Emma Marsantes - Une mère éphémère




« J'ai un cerveau et j'ai un trou dedans. Ça pousse. Ça entre. Ça descend. Maux de cœur et mal de mer. Flux. Reflux. Ça coule. Je me noie. »

Il y a des romans dont on ne pourra jamais oublier le dégoût et l’envie qu’il a procuré, la douleur, l’abject, le foudroiement soudain d’envoyer tout valser, le mal de bide (parce que ventre n’est rien à côté), la colère, la haine, la douleur dans toute sa splendeur, l’indicible cri. Ils sont des baffes, des revers, des mots impossible à écrire tellement ils sont inexprimables, tellement l’écriture exprime, est sa suffocation, son effroi, sa vérité, sa puissance, sa folie, sa survie, sa vie.

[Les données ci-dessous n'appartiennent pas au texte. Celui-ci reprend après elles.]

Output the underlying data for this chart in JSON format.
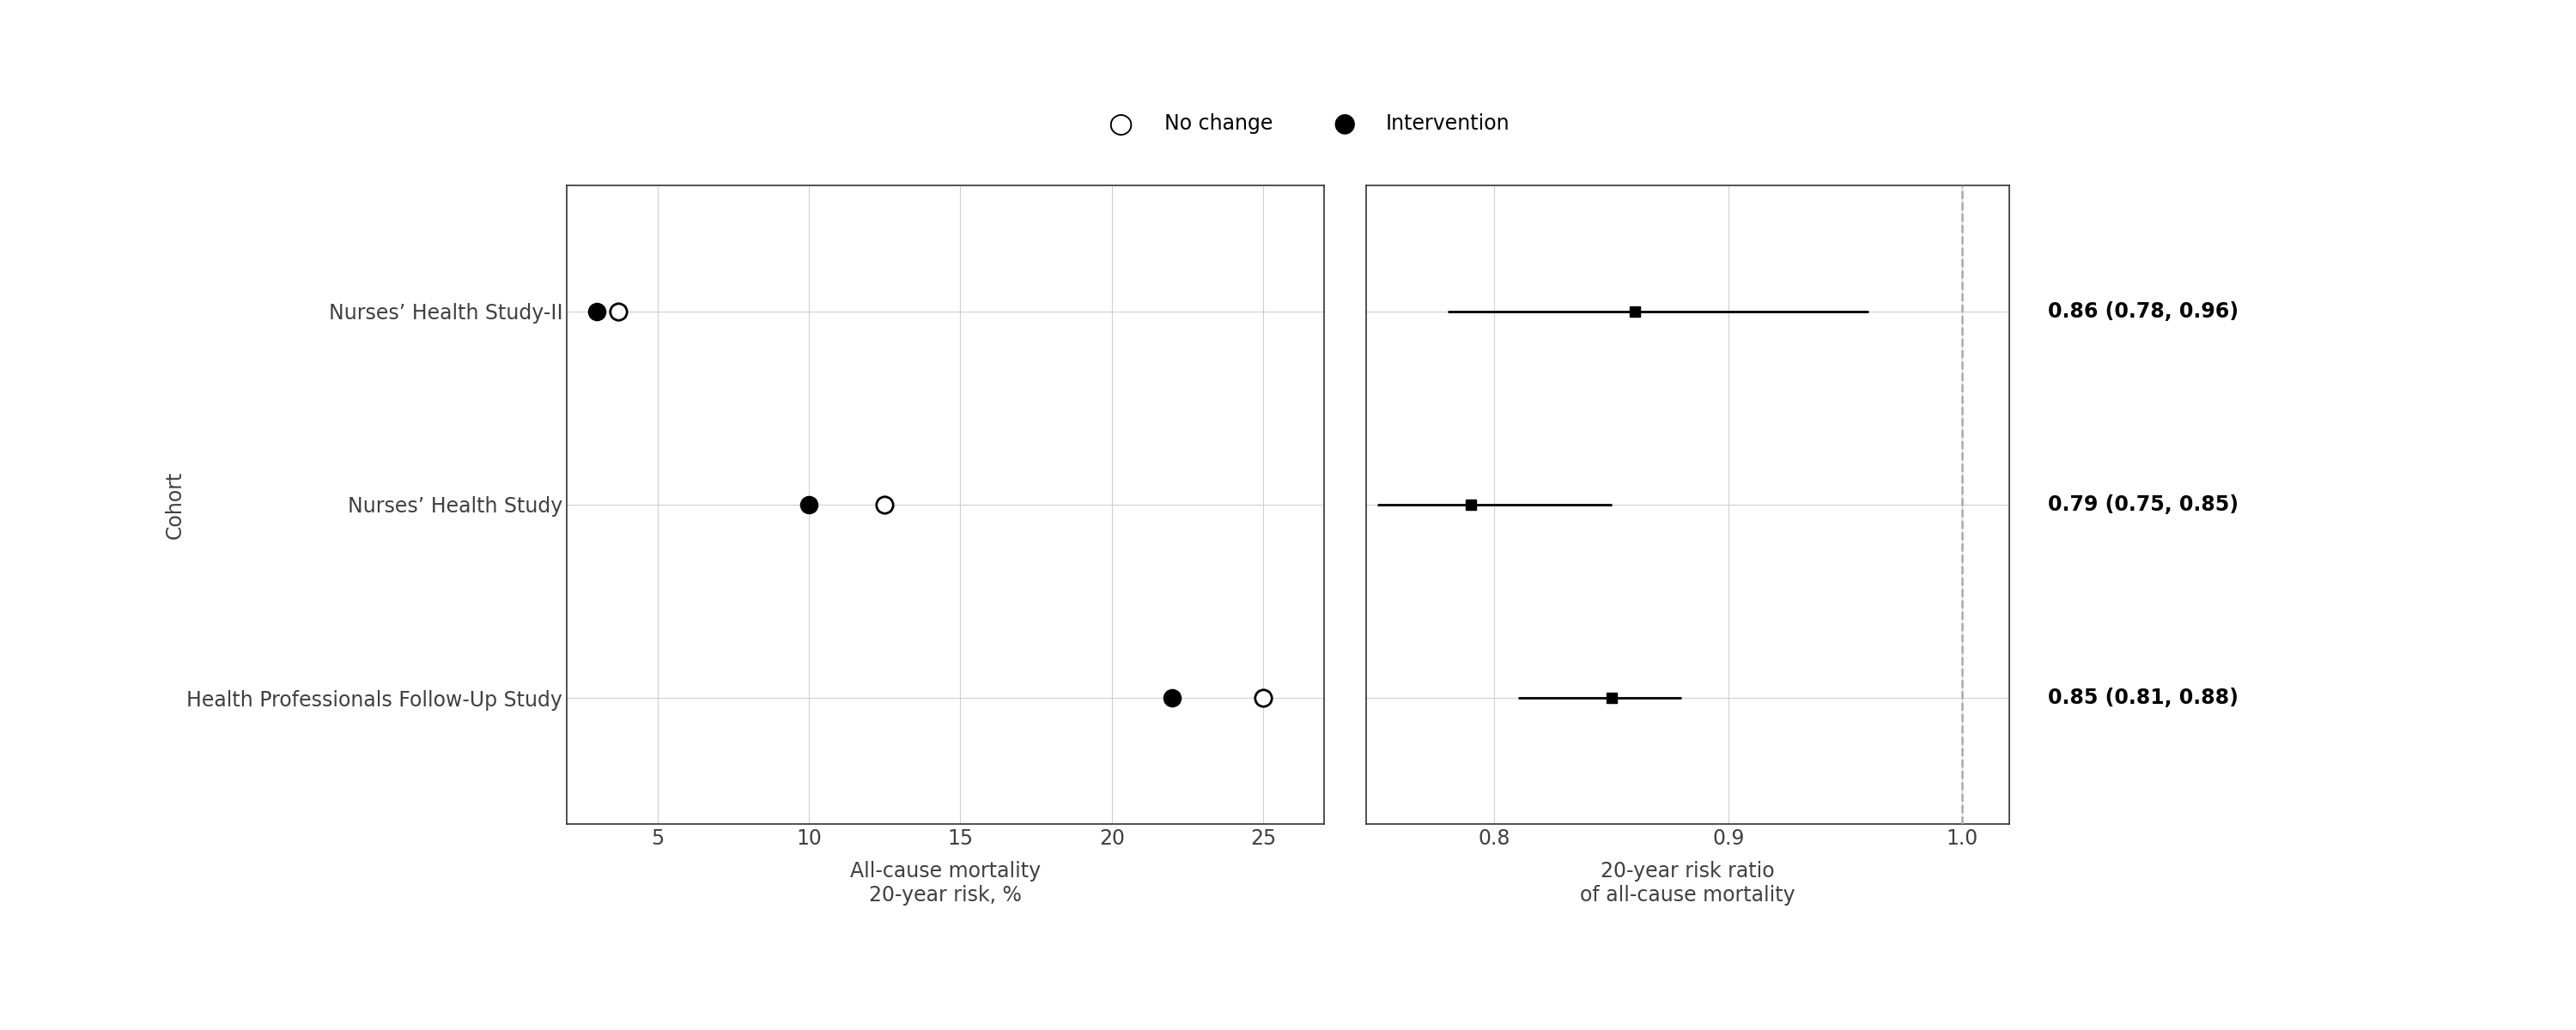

Je ne dirai jamais assez combien ces écritures au forme fragmentée qui inventent une langue, une histoire, s'éparpillent dans les pages, sont un ensemble de mots, qui une fois ramassés, viennent se projeter sur mon visage, mon corps, mon âme. Rien n’est facile, rien n’est laissé au hasard. Ça cambre, chahute, fout un bordel monstre, m'oblige à sortir de mon confort, cherche à m'offrir sa place, sa langue, ses sons, fortifiant les silences, construisant les absences mortifères, mortelles, monstrueuses, incestueuses, inces-tueuses.


« Chacun meurt comme il peut. Je m'évacue. »

Il faudrait revenir à Marguerite Duras pour comprendre combien écrire est un cri, une métaphore de ce que l’on vit, croit, traverse, une mouche en fin de vie qui ne sait plus comment respirer, un mot comme un couteau aiguisé qui vient couper sec les viscères, mettre fin aux rêves et espoirs, fait entrevoir la solitude et la folie l’état pure. Il faudrait écrire, entendre les cris, les lire, quitte à crever, vomir, à s’extraire du monde, le quitter, ne plus y revenir, mettre fin, le corps au bout d’une corde, les jambes en sang, l’écœurement coupable.


« On ne voit pas la folie. Quelquefois seulement on la pressent. […]Je ne crois pas qu'il puisse en être autrement. » (M. Duras – Ecrire)


Il faudrait lire Une mère éphémère d’Emma Marsantes pour sortir de soi l’unique. Donner naissance. Entendre les mots, écouter la langue, comprendre que le lecteur est seul maitre à bord mais que ce bord est dicté par quelqu’un qui écrit. Quelqu’un qui a tout sorti de soi, a laissé couler l’encre qui ne se lit pas. Quelqu’un qui peuple sa vie à coup de mots, à coup de chair, à coup de vide. Et écrire à l’infini pour rendre l’incroyable à la force de l’écrit, à la fragilité des mots, la résolution de braver la vie.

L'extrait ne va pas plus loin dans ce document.